Still, I’m not entirely convinced prefetching will be worth the effort, either. It would be nice to have some rough numbers from a proof-of-concept, however hacked together. As in, “yeah, a naive prefetch implementation breaks analytics and ORA2, but makes unit transitions imperceptible 80% of the time”. Is that something you’d be interesting in trying, @ghassan?

Alright, thank you both guys for your valuable input @dave and @arbrandes, I got valuable input for your discussion.

There are various things we can discuss, but I guess we can all agree, that we need to get numbers about the bottelnecks, i.e. knowing the problem is have the solution. That being said, my action point, is to go run some various tests, get some numbers and then report them back.

Action point

Running test for testing server-side response time

Fisrt I will investage server-side performace based on

I will re-run the tests by keep tweaking the following variants:

  1. Making an instance of course that is large, not sure what large is, should this be the #sequences in the course, #units in a sequence the #blocks in units, all of them?
  2. Create course that is a CCX instance, and enable completion, for enable completion, I am not aware of what this exactly means, is it same as this?, isn’t it a spesfic type block, so that we can consdir it related to Content-spesfic
  3. So I will try on units which include, +1 problems, and see how the number of problems in a unite affect the loading time.

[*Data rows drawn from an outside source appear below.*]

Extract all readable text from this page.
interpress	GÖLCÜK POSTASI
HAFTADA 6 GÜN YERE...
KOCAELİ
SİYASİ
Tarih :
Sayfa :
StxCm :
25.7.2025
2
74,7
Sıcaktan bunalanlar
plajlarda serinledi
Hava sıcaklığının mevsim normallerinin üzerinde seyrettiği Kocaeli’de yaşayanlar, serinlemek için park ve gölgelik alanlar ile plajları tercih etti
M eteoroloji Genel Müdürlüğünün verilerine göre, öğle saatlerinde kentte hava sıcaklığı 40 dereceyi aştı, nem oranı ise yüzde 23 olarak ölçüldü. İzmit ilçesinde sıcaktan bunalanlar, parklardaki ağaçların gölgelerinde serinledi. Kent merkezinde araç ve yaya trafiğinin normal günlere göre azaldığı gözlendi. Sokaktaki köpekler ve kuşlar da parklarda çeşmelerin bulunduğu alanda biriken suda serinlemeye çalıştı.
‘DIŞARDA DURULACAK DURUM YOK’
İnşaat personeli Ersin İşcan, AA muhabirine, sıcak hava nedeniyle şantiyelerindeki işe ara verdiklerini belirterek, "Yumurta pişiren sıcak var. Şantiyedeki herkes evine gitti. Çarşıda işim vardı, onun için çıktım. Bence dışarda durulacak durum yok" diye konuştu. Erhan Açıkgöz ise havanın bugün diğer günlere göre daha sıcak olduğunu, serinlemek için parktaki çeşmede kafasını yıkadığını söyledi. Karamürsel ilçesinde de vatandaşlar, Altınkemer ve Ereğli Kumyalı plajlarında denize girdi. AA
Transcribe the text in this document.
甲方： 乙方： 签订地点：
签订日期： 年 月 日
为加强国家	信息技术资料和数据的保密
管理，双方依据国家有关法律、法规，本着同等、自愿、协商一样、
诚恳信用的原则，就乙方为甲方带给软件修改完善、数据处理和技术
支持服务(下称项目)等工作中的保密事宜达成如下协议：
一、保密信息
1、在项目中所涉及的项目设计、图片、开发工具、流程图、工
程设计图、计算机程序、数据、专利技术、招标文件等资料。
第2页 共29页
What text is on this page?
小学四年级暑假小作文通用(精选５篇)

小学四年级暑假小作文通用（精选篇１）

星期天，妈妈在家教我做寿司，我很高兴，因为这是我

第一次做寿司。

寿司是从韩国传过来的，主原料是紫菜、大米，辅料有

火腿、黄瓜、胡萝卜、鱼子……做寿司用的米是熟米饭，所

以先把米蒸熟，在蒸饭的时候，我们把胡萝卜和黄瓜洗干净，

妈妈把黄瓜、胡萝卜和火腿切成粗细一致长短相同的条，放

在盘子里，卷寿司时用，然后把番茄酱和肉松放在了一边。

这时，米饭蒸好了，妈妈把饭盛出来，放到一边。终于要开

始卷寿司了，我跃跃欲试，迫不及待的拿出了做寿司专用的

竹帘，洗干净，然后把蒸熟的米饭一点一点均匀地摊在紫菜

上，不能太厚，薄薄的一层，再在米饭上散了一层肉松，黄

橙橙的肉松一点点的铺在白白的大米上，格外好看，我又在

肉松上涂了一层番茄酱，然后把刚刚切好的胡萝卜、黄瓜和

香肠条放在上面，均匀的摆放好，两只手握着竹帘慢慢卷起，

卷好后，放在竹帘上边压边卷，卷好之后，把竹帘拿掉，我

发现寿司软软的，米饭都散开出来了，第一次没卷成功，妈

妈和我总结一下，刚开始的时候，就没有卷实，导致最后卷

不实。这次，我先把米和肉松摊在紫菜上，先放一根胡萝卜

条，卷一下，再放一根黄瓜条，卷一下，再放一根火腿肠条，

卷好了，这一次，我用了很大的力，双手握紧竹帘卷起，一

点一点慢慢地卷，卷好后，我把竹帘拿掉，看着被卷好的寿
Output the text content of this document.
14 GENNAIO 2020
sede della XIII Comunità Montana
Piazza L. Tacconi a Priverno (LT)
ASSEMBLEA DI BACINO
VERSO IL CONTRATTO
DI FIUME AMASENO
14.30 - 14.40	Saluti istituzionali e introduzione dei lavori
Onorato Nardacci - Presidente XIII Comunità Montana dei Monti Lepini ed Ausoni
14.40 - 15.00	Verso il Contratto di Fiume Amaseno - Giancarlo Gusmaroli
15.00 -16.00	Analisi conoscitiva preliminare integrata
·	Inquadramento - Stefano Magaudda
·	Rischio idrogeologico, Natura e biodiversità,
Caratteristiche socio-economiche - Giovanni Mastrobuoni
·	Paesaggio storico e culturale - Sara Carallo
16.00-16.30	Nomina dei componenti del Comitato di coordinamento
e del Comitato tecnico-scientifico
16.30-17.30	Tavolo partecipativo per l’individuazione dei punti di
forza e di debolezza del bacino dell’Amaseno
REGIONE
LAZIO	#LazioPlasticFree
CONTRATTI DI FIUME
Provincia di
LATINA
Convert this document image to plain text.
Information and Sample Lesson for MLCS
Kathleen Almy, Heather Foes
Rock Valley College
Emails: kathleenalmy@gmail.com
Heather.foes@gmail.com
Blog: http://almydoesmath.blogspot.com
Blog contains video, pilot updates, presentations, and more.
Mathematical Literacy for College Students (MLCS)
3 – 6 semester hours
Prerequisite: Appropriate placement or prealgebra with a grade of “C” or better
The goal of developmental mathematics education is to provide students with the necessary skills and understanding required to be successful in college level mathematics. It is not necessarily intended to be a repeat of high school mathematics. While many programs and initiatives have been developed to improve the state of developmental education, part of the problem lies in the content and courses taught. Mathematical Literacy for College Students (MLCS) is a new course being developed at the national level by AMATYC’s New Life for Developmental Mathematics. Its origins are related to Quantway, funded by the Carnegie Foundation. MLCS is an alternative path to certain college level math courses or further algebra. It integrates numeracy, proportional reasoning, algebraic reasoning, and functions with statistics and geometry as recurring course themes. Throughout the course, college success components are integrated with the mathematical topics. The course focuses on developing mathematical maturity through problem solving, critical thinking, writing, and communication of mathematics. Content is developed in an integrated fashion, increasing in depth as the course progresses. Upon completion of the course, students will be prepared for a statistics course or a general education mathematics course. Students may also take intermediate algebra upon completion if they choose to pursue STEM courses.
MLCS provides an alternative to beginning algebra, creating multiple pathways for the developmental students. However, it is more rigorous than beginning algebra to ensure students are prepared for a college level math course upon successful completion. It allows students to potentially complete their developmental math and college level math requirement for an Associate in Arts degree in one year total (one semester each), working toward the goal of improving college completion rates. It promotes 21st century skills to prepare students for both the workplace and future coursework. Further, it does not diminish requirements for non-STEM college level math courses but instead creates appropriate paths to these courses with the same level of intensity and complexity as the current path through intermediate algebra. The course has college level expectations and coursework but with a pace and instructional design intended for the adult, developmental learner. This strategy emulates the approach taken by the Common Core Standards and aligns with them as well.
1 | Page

So far these variants from 1 to 3 since are server related, it should be suffient to test them without running or using the browser. I can just make a request and mesaure the response time, I will also for sure keep an eye on the internet speed (if not locally between the client and the server).

But this not to say those variants should be ignored when running rendering tests, its just I don’t think, we need a browser from stage one, since all we are concern about is server response.

Testing render-time:

I will give a though of that, once we have some numbers from server-side tests, so that I assume the result of the first stage might influence how the enviroment of client-side or/and circumstances.

Regarding the concern of analytics

Analytics: I have given a though of that, and I think analytics events which learning MFE triggered should be trivial to handle, for tow reasons:

  • All the code responsbile of firing analytcis events is contained in the learning MFE, are easy to reason about or predict.
  • Since most of the events related to this expirence are fired based on user interaction, this shouldn’t influence (if done correctly), those iframes events I showed above, aren’t realted to any analytics events.

However regarding any events that might be fired in server-side, I am not really sure about that, while going through the flow of chromeless, I found an event would be fired if the request is coming from mobile native apps, but there also some bits related to the completion, should need to be accounted for.

For other concern might worth to discuss in deep after we are sure the root cause of the problem. It’s just one thing I want to add is that, the question of when to prefetch or prerender isn’t a trivial one*. In an ideal world this would depends on many variants, one of them is that making sure the current unite is loaded, (which the learning MFEs makes frequent calls to the iframe to decide about), other parameters, could be: the length of the content of the current unit, how long on avarage other leaners spent on this unit, how good is internet speed, how free the server is, how good the client resoruece…etc, and then all those parameters would be fed into a ML model which would calculate time delta, and once the unite is loaded, we trigger prefetch/preload after time delta… And of course time-delta would be best calcualted as on corn-job basis, but then do we really need to calucalte time-delta for each unit in each course, may be better have one for the sequence, probaly worth to bring this to the Data.

* For example there is a dedicated library, called guess.js, which is just dedicated on answering very simliar question, by using data from Google Analytics.